10/01/2008

Olhos nos olhos

Joana - Sou casada. Espero que não ache que estou fora de moda.
Jorge - Ora essa. Tenho o maior respeito por um casamento feliz. Foi por isso que me divorciei.
Joana – Casamento feliz é uma expressão forte, tem um peso enorme. O que entende por casamento feliz?
Jorge - Desculpe, que idade tem?
Joana – ... Um cavalheiro, está visto...
Jorge – Por favor, não me diga que ainda espera dos homens atenções machistas... que não abordem a sua idade, que lhe abram a porta do carro e que lhe puxem a cadeira nos restaurantes?
Joana – Não está a confundir machismo com boa educação?
Jorge – Acho que não, mas também sei funcionar nesse registo. Seja qual for a sua idade, parece mais nova.
Joana – Obrigada. Tenho quarenta.
Jorge – Eu não dizia? Qual é o segredo? Ginásio, alimentação saudável ou consciência tranquila?
Joana – Acha possível chegar aos quarenta com a consciência tranquila?
Jorge – Possível talvez, uma seca com certeza! Mas não quero fugir à pergunta. Para mim um casamento feliz é não permitir que a rotina do dia-a-dia se instale.
Joana – Pfff... não admira que se tenha divorciado. Um casamento desses pura e simplesmente não existe!
Jorge – Então diga-me o que é para si um casamento feliz?
Joana – Feri o seu orgulho machista?
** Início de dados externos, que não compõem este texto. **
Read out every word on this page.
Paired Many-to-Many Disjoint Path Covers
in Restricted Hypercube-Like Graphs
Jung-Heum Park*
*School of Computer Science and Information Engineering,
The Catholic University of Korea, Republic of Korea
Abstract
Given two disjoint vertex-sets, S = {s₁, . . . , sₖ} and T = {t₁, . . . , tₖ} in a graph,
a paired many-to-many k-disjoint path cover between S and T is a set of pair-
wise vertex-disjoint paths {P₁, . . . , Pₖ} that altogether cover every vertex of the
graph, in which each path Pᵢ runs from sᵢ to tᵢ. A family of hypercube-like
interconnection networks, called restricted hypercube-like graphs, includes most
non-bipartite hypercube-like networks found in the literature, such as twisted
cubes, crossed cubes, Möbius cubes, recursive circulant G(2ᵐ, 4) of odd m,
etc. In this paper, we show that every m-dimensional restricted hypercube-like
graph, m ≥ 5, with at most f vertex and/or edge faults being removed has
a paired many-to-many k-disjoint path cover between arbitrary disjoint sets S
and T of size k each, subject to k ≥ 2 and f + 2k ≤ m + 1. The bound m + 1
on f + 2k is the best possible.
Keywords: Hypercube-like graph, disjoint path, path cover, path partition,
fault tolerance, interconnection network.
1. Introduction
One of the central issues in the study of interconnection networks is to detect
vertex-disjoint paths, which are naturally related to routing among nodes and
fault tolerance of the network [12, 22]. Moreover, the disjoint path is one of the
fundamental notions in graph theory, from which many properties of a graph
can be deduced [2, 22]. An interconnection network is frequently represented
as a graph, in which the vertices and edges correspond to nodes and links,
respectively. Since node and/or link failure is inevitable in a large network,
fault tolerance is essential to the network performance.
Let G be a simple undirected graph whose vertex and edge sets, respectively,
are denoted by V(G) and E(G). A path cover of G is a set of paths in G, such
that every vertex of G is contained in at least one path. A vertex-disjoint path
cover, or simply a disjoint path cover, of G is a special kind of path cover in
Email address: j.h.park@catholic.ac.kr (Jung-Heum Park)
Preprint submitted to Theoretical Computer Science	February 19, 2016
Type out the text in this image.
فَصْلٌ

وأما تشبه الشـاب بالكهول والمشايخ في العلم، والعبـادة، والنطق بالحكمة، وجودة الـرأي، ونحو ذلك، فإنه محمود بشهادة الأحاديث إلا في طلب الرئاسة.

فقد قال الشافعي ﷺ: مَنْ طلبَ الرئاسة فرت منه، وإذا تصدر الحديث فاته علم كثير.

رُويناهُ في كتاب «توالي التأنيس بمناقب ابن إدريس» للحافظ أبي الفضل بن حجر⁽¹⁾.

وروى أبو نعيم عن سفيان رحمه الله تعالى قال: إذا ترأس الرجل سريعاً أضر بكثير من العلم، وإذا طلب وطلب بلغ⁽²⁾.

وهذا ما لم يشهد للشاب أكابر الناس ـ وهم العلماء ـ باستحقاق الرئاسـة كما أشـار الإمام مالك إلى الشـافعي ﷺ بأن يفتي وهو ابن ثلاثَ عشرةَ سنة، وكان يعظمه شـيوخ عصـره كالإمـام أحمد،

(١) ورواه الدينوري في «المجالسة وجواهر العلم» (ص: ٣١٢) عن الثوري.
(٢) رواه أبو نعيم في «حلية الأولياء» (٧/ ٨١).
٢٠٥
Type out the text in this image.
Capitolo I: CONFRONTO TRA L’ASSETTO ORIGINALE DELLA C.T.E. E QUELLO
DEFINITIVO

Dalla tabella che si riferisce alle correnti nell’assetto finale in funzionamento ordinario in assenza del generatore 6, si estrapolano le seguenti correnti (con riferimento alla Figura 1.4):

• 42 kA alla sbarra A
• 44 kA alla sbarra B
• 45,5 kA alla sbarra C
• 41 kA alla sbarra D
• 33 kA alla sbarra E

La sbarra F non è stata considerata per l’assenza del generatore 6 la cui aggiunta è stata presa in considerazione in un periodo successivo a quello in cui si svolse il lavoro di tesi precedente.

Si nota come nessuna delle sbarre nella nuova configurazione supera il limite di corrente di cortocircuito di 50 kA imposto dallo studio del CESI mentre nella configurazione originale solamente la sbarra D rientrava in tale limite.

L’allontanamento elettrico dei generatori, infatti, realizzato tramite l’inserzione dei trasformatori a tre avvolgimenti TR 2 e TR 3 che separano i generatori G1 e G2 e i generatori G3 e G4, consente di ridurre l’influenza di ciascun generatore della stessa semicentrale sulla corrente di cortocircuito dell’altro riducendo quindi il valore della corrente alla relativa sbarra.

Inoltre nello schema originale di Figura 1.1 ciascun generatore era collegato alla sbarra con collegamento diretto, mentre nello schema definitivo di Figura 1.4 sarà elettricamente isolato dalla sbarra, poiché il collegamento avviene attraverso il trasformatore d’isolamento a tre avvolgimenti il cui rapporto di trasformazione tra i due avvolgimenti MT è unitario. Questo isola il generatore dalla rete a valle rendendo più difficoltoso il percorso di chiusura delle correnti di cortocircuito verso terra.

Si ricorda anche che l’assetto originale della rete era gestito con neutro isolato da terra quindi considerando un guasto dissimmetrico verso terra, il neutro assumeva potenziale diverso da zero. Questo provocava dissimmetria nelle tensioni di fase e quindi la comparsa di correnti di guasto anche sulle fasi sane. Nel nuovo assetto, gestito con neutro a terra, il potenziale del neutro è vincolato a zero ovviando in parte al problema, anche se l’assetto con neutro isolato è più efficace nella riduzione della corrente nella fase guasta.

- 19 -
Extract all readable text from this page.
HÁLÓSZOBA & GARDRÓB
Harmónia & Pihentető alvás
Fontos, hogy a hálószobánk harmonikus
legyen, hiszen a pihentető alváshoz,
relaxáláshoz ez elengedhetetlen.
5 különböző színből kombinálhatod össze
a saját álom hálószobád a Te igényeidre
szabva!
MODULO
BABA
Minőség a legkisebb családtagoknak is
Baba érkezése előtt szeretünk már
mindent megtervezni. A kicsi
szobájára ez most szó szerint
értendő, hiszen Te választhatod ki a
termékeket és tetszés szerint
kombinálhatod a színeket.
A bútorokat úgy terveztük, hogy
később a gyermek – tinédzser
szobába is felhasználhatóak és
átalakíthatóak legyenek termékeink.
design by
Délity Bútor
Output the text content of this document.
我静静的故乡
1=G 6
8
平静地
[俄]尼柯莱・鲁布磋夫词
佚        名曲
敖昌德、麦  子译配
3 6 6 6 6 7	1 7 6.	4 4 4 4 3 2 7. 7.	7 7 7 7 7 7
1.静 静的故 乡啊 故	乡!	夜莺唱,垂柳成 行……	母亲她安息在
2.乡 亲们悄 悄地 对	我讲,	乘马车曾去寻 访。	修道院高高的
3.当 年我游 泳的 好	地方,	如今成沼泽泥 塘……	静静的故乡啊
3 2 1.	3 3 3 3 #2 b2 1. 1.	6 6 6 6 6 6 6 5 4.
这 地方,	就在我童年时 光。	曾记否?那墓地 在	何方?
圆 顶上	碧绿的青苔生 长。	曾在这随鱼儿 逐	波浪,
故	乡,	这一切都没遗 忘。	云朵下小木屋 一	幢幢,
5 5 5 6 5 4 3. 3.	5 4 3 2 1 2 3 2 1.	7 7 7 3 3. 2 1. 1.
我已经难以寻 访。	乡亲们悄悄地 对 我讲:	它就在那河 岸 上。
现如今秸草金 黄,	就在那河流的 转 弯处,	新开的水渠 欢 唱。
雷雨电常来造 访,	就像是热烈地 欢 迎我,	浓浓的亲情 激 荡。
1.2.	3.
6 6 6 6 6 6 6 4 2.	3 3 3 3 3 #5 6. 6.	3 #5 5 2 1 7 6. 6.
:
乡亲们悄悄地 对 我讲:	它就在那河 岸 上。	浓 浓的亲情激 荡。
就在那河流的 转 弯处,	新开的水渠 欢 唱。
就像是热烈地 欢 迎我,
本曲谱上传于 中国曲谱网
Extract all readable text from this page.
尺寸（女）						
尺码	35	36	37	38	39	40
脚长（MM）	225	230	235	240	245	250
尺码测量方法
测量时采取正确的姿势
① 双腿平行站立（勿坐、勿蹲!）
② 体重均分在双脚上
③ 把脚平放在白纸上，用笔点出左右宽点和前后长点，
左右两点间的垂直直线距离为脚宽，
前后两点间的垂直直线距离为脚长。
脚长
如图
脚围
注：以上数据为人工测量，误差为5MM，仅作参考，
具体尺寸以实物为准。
Desculpe, não o fiz de propósito. Podemos substituir o feliz? Prefiro falar em casamento estável.
Jorge – Estável? Parece que estamos a falar de uma empresa.
Joana – Quase. Não é uma empresa, é um contrato.
Jorge – Bolas, isso parece um casamento pré-revolução industrial.
Joana – Não. É a descrição de um casamento depois de a paixão morrer. Ou acha que ela resiste aos anos?
Jorge – Não... mas pensei que se transformava noutros sentimentos. Não em duas assinaturas reconhecidas pelo notário.
Joana – Não exagere o meu exagero. Claro que existem laços e fortes. Mas chamar a isso felicidade... Vive-se a nostalgia do que se passou, é deprimente e claustrofóbico.
Jorge –Você consegue?
Joana – Eu? Nem morta!
Jorge – Então desisto! Faça-me um desenho. Não percebo nada!
Joana – E porque não? Nunca mais o vejo. Vou promovê-lo a desconhecido íntimo e contar-lhe. Mas atenção! Isto não lhe dá qualquer direito: ouve, cala-se e vai-se embora. É pegar ou largar.

Olhos nos olhos
JMV
(pequena adaptação)

7 comentários:

PavlovDoorman disse...

Resumindo e concluindo uma mulher um pouco desgostosa/conformada e um homem, que ainda tendo boas ideias, mal educado.

Cereja disse...

Acha que ela está conformada? Não me parece nada. Mesmo nada.
Pode ser que qualquer dia conte o desfecho da história.

PavlovDoorman disse...

Foi essa a ideia com que fiquei...
Apesar de demonstrar vontade de progredir.

Cereja disse...

Acho que ela está num ponto de viragem... ou de auto-conhecimento.

PavlovDoorman disse...

Isso concordo...

Mandarina disse...

ora, ora, ora...
adoro chegar aqui e ver que o blog está vivo! que está cá gente!:)
é como chegar a casa e encontrar toda a gente feliz!
sabes o que te digo, girl...
não acho muita piada ao JMV! acho que não soube lidar da melhor maneira com a exposição...acontece!
...e quanto a esses 2...o que deviam fazer era enrolarem-se e no final fumar um grande cigarro!!...mas ela não podia mesmo lá voltar! ele sabe de mais...e é mais esperto que ela!:)

Cereja disse...

Ora viva D. Mary!!
Agora que eu estou de partida, passo-te o testemunho para que o mantenhas habitado :)

Eu também não lhe acho particular graça... mas gosto do desfecho deste diálogo... só que não o pus aqui... talvez um dia.
Mas não me parece que eles se enrolem.